Entendió que a su proyecto le faltaba el soplo que da vida. Era puramente cerebral, en ocasiones lúdico, pero basado siempre en la premisa de aplicar un procedimiento. Los rostros estaban desdibujados, incluso faltaban por completo. No había fuerza explicativa sino virtuosismo formal. Dispuesta así, ¿qué venía a decir la palabra del antepasado? ¿Suturaba los enigmas o era parte de las habladurías? ¿Y qué lectura proyectaba sobre el presente? Ya no lo tenía tan claro, se le había enturbiado el entendimiento. Además, y esto era imperdonable, había traicionado la famosa perspectiva. Frustrado, pensó en retomar la biografía novelada, pero chocó contra el mismo problema. No tenía retratos del antepasado, no conocía un solo rasgo de su cara. De pronto, cayó en la cuenta de que no sabía con certeza casi nada sobre él. Con ese hueco del rostro, se empezó a desvanecer la palabra, como si solamente por medio del gesto facial se sostuviese un pensamiento, y así los escritos del hijo de irlandeses se borraban otra vez.

Los meses pasaron y, tristemente, la obra seguía sin hacerse. Había quedado en suspensión. Y luego, directamente, ya no se hizo.

No viajó, pero conoció la tristeza de las mudanzas. Con ellas, fue perdiendo los papeles.
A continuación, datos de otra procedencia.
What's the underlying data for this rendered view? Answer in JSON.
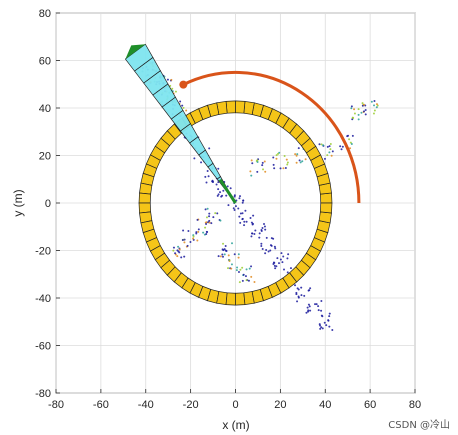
{
  "chart_data": {
    "type": "scatter",
    "xlabel": "x (m)",
    "ylabel": "y (m)",
    "xlim": [
      -80,
      80
    ],
    "ylim": [
      -80,
      80
    ],
    "xticks": [
      -80,
      -60,
      -40,
      -20,
      0,
      20,
      40,
      60,
      80
    ],
    "yticks": [
      -80,
      -60,
      -40,
      -20,
      0,
      20,
      40,
      60,
      80
    ],
    "grid": true,
    "ring": {
      "center": [
        0,
        0
      ],
      "inner_radius": 38,
      "outer_radius": 43,
      "sectors": 64,
      "color": "#f5c518"
    },
    "beam": {
      "azimuth_deg": 125,
      "half_width_deg": 4,
      "range_start": 0,
      "range_end": 78,
      "range_bins": 12,
      "color": "#7fe5f0",
      "highlight_start": 22,
      "highlight_end": 27,
      "highlight_color": "#000000",
      "tip_color": "#1f8f2a"
    },
    "scan_arc": {
      "radius": 55,
      "start_deg": 0,
      "end_deg": 115,
      "color": "#d9541a"
    },
    "point_cloud_clusters": [
      {
        "name": "",
        "points": [
          [
            -20,
            28
          ],
          [
            -15,
            20
          ],
          [
            -10,
            12
          ],
          [
            -5,
            6
          ],
          [
            0,
            0
          ],
          [
            5,
            -6
          ],
          [
            10,
            -12
          ],
          [
            15,
            -18
          ],
          [
            20,
            -24
          ],
          [
            25,
            -30
          ],
          [
            30,
            -38
          ],
          [
            35,
            -44
          ],
          [
            40,
            -50
          ]
        ]
      },
      {
        "name": "",
        "points": [
          [
            -35,
            50
          ],
          [
            -30,
            44
          ],
          [
            -25,
            38
          ],
          [
            -28,
            45
          ],
          [
            -32,
            52
          ],
          [
            -38,
            56
          ]
        ]
      },
      {
        "name": "",
        "points": [
          [
            10,
            15
          ],
          [
            20,
            18
          ],
          [
            30,
            20
          ],
          [
            40,
            22
          ],
          [
            50,
            25
          ],
          [
            55,
            38
          ],
          [
            60,
            40
          ]
        ]
      },
      {
        "name": "",
        "points": [
          [
            -10,
            -5
          ],
          [
            -15,
            -10
          ],
          [
            -20,
            -15
          ],
          [
            -25,
            -20
          ],
          [
            -5,
            -20
          ],
          [
            0,
            -25
          ],
          [
            5,
            -30
          ]
        ]
      }
    ],
    "colors": {
      "ring_fill": "#f5c518",
      "ring_stroke": "#222222",
      "beam_fill": "#7fe5f0",
      "arc": "#d9541a",
      "cloud_dark": "#1a1a9c",
      "cloud_teal": "#2aa198",
      "cloud_green": "#9acd32",
      "cloud_orange": "#e08a1e"
    }
  },
  "watermark": "CSDN @冷山"
}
Tiempo después, salió a dar uno de sus paseos. Conservaba la capa, pero ya no esperaba mucho de la vida y se sentía envejecido, aunque fuese terriblemente joven. Terminó en el pinar ubicado en la parte alta de la ciudad. Era un lugar apacible en el que no penetraban los ruidos del tránsito, daba la sensación de estar a la intemperie lejos de la civilización. Encontró la calma para meditar sobre el mismo asunto. Buscaba entender qué había salido mal, por qué teniendo todo a su favor no había concretado, sin embargo, la obra. La caminata por el pinar le daba a la escena un tono literario que le recordó las grandes novelas. En ellas siempre hay un héroe, y este héroe representa un destino. Pero también hay una familia paradigmática. Un padre severo, una madre indulgente, un hermano atroz, una hermana rebelde. «La historia pasa», se dijo, «por todos ellos, pero es el héroe quien la padece». El sendero daba vueltas, se perdía en recodos, luego recomenzaba. Otra vez entendía (¿sería tarde?) que la historia ya estaba escrita, que tenía la forma de una novela y que solo había que transcribirla. Al fin y al cabo, lo que se requería eran las destrezas del copista. Llegó al final del camino. No había paso más allá. El problema era que se encontraba en el principio.